Our builder/painter/project manager since 2015, Paul Clements, has been so resourceful and generous, enabling us to complete this ambitious project. Finally, we would like to thank the many volunteers who cheerfully helped at working bees, and our special Heritage Open Days, and who have made the whole daunting undertaking, do-able and enjoyable! Hard Work Restoring History of Quarantine

Thanks to Alexander McMillan Trust and Otago Community Trust for funds to repaint the exterior in March- April 2019, and Paul Clements and Moana House for doing this work.

To find out more about what was found during the archaeological monitoring of the excavation, read Shar Briden’s report.

Access to the Buildings from the Jetty

When the community first arrived on the island they had to scramble their way through the bush up a steep hill to the historic buildings.  In the early years, the community cleared a path from the jetty up the side of the hill to the ‘Lodge’ (old Keepers cottage from quarantine days). 

This track still exists and is the most used access way.  It does get very muddy in the winter and is very vulnerable to slipping being steep with patchy ground cover.

It was decided that another access was needed making the route to the historic buildings a little easier.  Steps were cut and built from the jetty up to the current Keepers Cottage (originally the WW1 soldiers recreation rooms). Thanks to the Bendigo Valley Sports and Charity Foundation, Dunedin Amenities Society and the Bracey-Brown family for generous financial help with this. We have also recently improved access ladders onto the Jetty. Thanks to John McLachlan for this.

Water Storage

We are dependent on catching and storing rainwater on the island. Until recently we were reliant on storing all our water in the original concrete tanks, which have cracks and leaks. Thanks to the Speights Fund in 2018 we were able to purchase a new 3,500 litre tank, pipes and fittings, to replace the aging concrete tanks,  and fit in with our new water filter system (funded through a DCC Services Grant in 2017).

This complements the 30,000 litre tank, funded by the Sargood Bequest in 2010, which was transported to the Island by helicopter, thanks to a grant from the Bendigo Valley Sport & Charitable Foundation. Thanks also to our volunteers, who carried over all the gravel and built the pad.

Lodge and Cottage Maintenance

A lot of work has taken place to improve the Lodge over the years, but as funds and energy allow, we continue to work on this.
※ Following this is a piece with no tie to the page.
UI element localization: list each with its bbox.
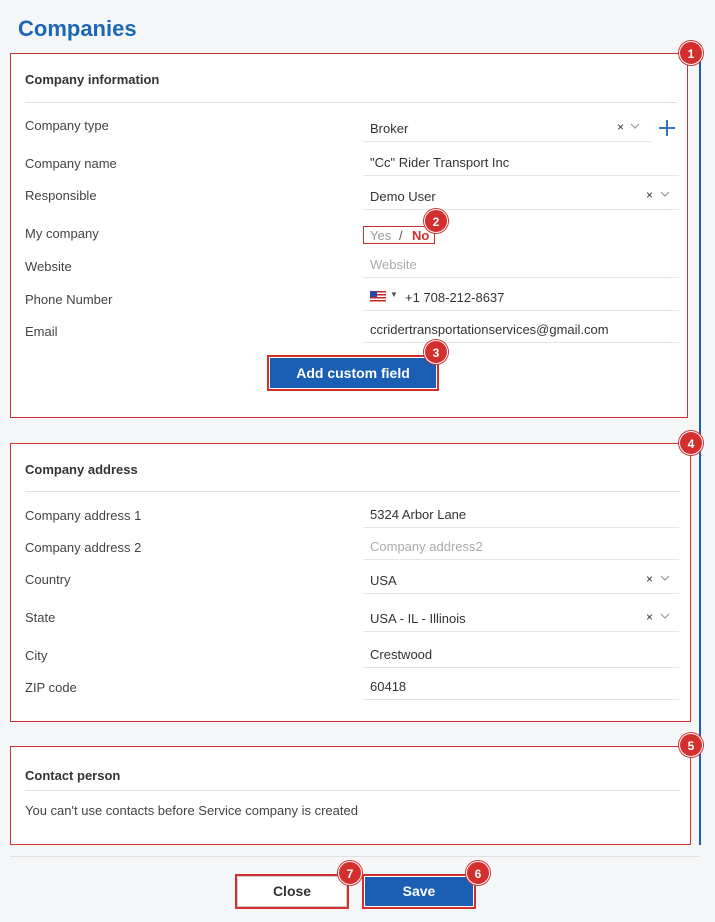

In 2017- 2018 volunteer electricians Roman Solomatenko and Graham Innes donated more than 100 hours to replace and upgrade most of the electrical system in the Lodge. Thanks to a DCC Services Grant for covering materials.

Thanks also to this fund for enabling us to purchase a UV water filter so we can treat the drinking water.
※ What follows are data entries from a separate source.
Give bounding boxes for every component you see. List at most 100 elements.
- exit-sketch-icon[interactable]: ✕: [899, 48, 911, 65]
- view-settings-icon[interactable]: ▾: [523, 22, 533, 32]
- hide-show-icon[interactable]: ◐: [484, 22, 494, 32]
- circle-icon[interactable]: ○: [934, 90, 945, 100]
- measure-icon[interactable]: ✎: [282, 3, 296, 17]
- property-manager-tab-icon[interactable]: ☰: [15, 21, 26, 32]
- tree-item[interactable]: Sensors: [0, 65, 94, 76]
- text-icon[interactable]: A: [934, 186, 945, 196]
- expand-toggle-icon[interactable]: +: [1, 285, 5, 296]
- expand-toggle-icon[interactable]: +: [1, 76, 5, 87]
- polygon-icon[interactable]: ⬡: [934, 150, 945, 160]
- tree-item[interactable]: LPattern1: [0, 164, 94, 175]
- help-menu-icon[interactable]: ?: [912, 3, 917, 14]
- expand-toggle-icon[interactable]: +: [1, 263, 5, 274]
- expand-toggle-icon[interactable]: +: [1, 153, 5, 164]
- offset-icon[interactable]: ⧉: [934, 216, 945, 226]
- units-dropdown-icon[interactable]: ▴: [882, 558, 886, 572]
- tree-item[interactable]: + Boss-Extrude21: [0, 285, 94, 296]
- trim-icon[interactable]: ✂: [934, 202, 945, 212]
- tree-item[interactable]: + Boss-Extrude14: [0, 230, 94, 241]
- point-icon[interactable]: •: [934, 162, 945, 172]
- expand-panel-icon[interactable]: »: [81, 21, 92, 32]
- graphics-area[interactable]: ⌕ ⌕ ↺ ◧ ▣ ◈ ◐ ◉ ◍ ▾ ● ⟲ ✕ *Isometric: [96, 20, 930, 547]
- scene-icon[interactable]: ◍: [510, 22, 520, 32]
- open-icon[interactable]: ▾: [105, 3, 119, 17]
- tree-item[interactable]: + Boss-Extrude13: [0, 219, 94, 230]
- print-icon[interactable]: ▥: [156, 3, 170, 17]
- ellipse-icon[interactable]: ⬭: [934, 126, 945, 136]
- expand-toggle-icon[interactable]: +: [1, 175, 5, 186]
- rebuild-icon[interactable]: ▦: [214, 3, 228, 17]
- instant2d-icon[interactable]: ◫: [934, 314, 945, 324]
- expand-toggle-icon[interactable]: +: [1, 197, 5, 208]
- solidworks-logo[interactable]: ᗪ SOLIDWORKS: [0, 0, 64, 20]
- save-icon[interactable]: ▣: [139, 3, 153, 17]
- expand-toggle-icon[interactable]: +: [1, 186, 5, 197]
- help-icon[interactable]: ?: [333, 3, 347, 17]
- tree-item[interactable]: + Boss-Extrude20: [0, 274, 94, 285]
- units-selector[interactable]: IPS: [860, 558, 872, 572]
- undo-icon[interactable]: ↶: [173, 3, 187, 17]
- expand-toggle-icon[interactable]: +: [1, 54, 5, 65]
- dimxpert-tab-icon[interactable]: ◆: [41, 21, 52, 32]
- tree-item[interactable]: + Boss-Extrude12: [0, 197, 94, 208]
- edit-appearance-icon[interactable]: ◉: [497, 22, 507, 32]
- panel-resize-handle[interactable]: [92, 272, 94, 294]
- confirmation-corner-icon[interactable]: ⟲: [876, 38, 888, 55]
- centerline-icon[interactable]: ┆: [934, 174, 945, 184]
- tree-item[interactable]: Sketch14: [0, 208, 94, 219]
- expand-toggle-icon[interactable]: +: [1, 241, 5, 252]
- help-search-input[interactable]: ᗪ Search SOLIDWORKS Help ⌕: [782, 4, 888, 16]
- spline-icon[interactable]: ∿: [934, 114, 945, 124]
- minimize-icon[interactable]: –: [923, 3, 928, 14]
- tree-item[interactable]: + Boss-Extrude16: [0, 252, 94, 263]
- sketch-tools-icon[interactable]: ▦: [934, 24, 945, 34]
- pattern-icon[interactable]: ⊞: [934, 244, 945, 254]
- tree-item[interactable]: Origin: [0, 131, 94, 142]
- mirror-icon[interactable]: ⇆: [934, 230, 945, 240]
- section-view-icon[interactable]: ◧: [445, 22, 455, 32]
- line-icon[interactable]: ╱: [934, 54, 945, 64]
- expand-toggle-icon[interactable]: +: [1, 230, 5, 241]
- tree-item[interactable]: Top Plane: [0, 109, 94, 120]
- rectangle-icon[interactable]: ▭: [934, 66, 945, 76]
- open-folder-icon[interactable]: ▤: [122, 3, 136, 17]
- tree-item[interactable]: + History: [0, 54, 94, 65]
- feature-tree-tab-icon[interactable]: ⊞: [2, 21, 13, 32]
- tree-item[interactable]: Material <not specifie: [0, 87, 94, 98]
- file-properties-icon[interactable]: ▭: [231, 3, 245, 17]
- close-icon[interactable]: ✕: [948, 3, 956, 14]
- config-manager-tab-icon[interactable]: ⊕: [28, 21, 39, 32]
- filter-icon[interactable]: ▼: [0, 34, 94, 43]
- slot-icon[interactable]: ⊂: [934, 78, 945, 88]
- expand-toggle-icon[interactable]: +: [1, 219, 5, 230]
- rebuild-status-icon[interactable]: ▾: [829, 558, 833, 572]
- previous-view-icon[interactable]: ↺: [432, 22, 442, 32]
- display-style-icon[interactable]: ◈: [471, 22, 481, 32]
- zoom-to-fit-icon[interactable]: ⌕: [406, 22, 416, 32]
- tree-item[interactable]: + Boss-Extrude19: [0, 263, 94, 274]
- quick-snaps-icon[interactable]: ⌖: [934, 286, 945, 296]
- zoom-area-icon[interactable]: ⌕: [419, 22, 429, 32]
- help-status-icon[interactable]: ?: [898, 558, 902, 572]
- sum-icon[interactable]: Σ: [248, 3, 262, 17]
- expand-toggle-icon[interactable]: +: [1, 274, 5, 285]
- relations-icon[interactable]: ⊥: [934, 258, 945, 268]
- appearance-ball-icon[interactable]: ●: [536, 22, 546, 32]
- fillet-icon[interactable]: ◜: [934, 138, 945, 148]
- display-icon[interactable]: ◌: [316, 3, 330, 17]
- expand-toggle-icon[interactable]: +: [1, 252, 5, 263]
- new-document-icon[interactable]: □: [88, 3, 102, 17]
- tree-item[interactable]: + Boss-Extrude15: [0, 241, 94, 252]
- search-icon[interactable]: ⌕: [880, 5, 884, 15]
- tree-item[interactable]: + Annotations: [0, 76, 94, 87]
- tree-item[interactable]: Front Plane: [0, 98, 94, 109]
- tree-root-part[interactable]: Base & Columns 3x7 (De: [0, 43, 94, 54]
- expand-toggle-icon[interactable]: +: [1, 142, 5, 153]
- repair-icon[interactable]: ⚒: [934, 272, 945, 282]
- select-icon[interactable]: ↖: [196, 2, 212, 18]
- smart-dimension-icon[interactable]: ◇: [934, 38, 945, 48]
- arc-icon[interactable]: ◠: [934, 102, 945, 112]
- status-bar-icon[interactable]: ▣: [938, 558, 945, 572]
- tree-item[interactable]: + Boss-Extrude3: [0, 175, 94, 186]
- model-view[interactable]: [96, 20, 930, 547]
In December 2016, a Panasonic heatpump was installed in the Dining Room, thanks to a generous $3000 grant from Foodstuffs/Gardens New World, and a $600 discount from Panasonic.

In February 2013 the Community Council installed underfloor insulation in the Keeper’s Cottage, repaired the rotting southern wall of the cottage, and replaced a rotten window.  A big thank you to Kristen Bracey and Chris Brown and Peter Matheson for generous donations.

Survey of the Island and Cemetery

In August 2016, Dr Pascal Sirguey and Craig McDonnell from the University of Otago School of Surveying conducted a survey of the Island using a combination of photos captured by a Remotely Piloted Aircraft System (RPAS, a.k.a., drone or UAV) and ground survey. 

This gives us up to date topographical data and aerial imagery of the island at unprecedented resolution and will add to the understanding of the ecology and heritage features on the Island. A further ground survey of the cemetery took place in early 2017 and we are eagerly awaiting the results.